This plan presents the company’s offer, competitive strategy, operational model, management structure, and a complete 5-year financial projection aligned to an authoritative financial model. It also details the funding requested to cover startup requirements and the first phase of operations, ensuring the business can scale guard coverage without cash pressure.
Executive Summary
Harare Sentinel Facilities Protection Services (“Harare Sentinel”) is establishing itself as a high-accountability facilities protection services provider in Zimbabwe, headquartered in Harare, Zimbabwe, operating primarily across Harare and surrounding districts. The business’s purpose is straightforward: to protect facilities and the people working inside them from the real-world consequences of unsecured premises, including theft, vandalism, loss of assets, and avoidable safety incidents.
The problem and solution
Across Zimbabwe’s commercial and industrial environment, many facilities face security weaknesses such as inconsistent patrol coverage, slow or unclear escalation when incidents occur, and incomplete reporting. These weaknesses affect warehouses, factories, logistics parks, retail chains, schools, and health facilities by increasing loss exposure and undermining staff confidence. Harare Sentinel addresses these issues through a protection model that is not merely “guards present,” but guards managed with supervision discipline, risk routines, and structured reporting.
The solution is built around:
- 24/7 on-site guarding with defined shift structures.
- Access control setup and upgrade support, plus documentation add-ons tied to client processes.
- Patrol and guard routines designed around site-specific risks.
- Incident response and escalation supported by a call-out mechanism and documented reporting.
Business model and revenue streams
Harare Sentinel’s revenue is based on:
- Monthly guarding retainers calculated by contracted guard shift coverage.
- Access control consults and documentation add-ons, using an average monthly USD 600 per active client bundle.

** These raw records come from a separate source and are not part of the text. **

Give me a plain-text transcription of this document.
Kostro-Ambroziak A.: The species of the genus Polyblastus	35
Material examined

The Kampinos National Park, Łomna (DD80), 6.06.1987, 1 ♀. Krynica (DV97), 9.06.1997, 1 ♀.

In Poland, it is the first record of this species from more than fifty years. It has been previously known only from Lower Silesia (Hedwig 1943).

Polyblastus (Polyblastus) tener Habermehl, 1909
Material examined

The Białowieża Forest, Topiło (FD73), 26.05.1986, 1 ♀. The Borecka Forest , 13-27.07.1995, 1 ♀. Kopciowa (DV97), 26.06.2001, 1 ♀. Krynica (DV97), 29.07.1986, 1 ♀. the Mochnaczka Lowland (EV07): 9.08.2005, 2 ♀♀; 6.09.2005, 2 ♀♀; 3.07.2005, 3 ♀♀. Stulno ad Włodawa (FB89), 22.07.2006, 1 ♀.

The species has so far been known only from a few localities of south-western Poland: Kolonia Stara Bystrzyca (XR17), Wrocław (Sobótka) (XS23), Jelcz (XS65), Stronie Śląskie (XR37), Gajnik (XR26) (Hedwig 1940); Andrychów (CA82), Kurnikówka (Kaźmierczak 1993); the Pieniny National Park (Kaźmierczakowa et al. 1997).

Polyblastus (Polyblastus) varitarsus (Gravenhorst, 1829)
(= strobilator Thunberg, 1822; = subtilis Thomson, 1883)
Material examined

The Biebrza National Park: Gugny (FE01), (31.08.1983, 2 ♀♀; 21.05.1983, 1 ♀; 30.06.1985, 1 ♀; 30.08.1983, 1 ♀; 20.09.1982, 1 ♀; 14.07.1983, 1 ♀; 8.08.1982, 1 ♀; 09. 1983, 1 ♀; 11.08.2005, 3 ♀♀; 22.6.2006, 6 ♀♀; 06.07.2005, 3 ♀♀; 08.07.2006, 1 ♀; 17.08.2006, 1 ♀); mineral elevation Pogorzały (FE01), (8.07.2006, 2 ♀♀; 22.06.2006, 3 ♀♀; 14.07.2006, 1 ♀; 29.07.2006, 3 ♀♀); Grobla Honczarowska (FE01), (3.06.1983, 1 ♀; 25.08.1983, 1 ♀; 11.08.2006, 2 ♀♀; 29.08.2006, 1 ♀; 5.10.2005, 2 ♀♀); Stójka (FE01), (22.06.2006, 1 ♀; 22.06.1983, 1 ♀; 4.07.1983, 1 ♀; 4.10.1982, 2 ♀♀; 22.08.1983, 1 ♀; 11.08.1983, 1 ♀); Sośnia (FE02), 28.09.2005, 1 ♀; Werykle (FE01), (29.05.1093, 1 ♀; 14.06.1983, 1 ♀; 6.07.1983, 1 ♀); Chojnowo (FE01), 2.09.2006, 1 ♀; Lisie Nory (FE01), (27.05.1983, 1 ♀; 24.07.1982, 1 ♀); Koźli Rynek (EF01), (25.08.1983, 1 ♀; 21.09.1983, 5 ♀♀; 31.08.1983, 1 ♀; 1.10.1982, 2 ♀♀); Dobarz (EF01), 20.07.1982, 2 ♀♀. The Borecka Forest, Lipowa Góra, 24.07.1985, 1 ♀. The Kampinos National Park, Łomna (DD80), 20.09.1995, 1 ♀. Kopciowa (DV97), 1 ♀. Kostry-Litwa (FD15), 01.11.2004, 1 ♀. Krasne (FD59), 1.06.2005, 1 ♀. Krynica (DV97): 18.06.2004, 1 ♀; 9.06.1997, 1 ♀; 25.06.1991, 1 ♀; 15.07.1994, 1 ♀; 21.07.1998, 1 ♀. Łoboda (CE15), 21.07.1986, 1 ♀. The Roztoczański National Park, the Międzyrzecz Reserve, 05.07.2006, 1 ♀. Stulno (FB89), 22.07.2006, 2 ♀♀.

- Armed response call-outs modeled at an average of 5 per month.
- Once-off access control setup/upgrade fees, with 2 projects in the first 12 months.
- Multi-site bundled revenue and other protection services included in retainers, ensuring Year 1 total revenue is achieved through realistic retention coverage and bundled service components.
The financial model uses Total Revenue projections of $1,200,000 (Year 1); $1,800,000 (Year 2); $2,430,000 (Year 3); $3,037,500 (Year 4); and $3,676,974 (Year 5), with growth rates consistent with the model (50.0% Y2, 35.0% Y3, 25.0% Y4, 21.1% Y5).
Competitive differentiation
The Zimbabwe market includes established players such as G4S Zimbabwe, Prosec Security, and local guarding firms around Harare. Harare Sentinel differentiates through:
- Supervision discipline that standardizes shift governance and escalation workflows.
- Incident reporting within agreed timelines, ensuring management decisions can be made quickly.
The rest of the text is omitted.